As a singer, she performed with Grammy-winning soul singer Latrice Varrett, opening for Aretha Franklin at the Nokia Theatre Times Square in 2009. In 2010, she joined Atlantic Records' multi-platinum progressive rock band Trans-Siberian Orchestra as a vocalist, touring arenas across North America and promoting the band performing acoustic guitar/vocal solos live on numerous rock radio stations. That year, TSO reached #12 on the Billboard charts for American Arena Tours, beating Taylor Swift and Justin Bieber. The tour grossed $47,395,108 and sold out 51 arenas.
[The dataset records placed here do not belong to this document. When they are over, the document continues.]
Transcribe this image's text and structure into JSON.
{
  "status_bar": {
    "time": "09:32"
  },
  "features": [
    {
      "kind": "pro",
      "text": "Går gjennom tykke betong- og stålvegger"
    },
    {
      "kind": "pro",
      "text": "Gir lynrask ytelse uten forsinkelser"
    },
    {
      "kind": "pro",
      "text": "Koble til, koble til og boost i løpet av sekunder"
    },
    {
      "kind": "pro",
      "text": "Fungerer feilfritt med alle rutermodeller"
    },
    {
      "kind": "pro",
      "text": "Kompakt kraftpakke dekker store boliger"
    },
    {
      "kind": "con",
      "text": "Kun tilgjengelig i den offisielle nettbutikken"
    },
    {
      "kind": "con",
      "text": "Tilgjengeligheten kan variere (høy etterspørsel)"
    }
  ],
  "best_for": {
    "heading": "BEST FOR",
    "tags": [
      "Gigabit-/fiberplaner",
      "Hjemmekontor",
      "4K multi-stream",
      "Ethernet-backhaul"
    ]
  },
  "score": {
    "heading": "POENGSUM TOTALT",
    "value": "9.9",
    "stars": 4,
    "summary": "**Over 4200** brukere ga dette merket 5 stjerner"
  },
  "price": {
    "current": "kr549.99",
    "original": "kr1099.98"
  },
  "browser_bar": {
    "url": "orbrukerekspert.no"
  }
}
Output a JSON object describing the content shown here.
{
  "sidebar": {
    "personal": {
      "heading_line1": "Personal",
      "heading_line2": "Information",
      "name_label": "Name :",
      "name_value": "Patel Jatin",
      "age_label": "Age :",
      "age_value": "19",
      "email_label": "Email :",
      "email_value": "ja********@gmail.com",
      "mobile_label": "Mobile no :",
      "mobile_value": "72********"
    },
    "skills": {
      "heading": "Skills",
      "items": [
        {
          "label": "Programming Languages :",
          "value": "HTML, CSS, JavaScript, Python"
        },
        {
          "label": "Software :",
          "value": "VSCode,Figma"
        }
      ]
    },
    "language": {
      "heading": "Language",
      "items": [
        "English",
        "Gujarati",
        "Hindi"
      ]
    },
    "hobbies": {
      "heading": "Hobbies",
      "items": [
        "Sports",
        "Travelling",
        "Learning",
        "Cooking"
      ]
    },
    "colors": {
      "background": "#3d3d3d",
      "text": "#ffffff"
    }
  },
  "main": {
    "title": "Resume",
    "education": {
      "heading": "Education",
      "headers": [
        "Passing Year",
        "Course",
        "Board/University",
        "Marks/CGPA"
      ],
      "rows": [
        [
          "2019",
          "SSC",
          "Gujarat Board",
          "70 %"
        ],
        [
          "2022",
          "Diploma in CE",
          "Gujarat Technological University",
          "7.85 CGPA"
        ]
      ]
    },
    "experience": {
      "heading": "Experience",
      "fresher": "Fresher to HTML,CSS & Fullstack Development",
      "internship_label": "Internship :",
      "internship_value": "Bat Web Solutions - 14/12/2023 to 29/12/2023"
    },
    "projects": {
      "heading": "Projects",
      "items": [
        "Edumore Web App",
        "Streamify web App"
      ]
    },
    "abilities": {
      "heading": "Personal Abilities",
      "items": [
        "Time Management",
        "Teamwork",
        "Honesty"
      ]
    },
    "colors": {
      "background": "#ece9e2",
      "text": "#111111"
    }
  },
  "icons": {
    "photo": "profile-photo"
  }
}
Collins has co-written songs with Rostrum Records artist Vali and Three 6 Mafia's Juicy J, and her work has been featured on various recordings and television soundtracks. In 2012, Collins performed with DJ Ravi Drums, Kitara player Craig Dobbin, and rapper Wes Period at the Air Canada Centre Arena in Toronto. In 2015, Collins joined Steven Seagal's blues band, Thunderbox, for a European tour and performed with ten-time Grammy Award winner George Benson at the Cognac Blues Passion Festival in Cognac, France.

Her debut solo EP, Story of A Gypsy Child, from producer Jonny on the Rocks of Brooklyn bands Shinobi Ninja and Rocky Business, is set for 2015 release. Her music video for the first single, "Party Dress", was released via YouTube in February 2015.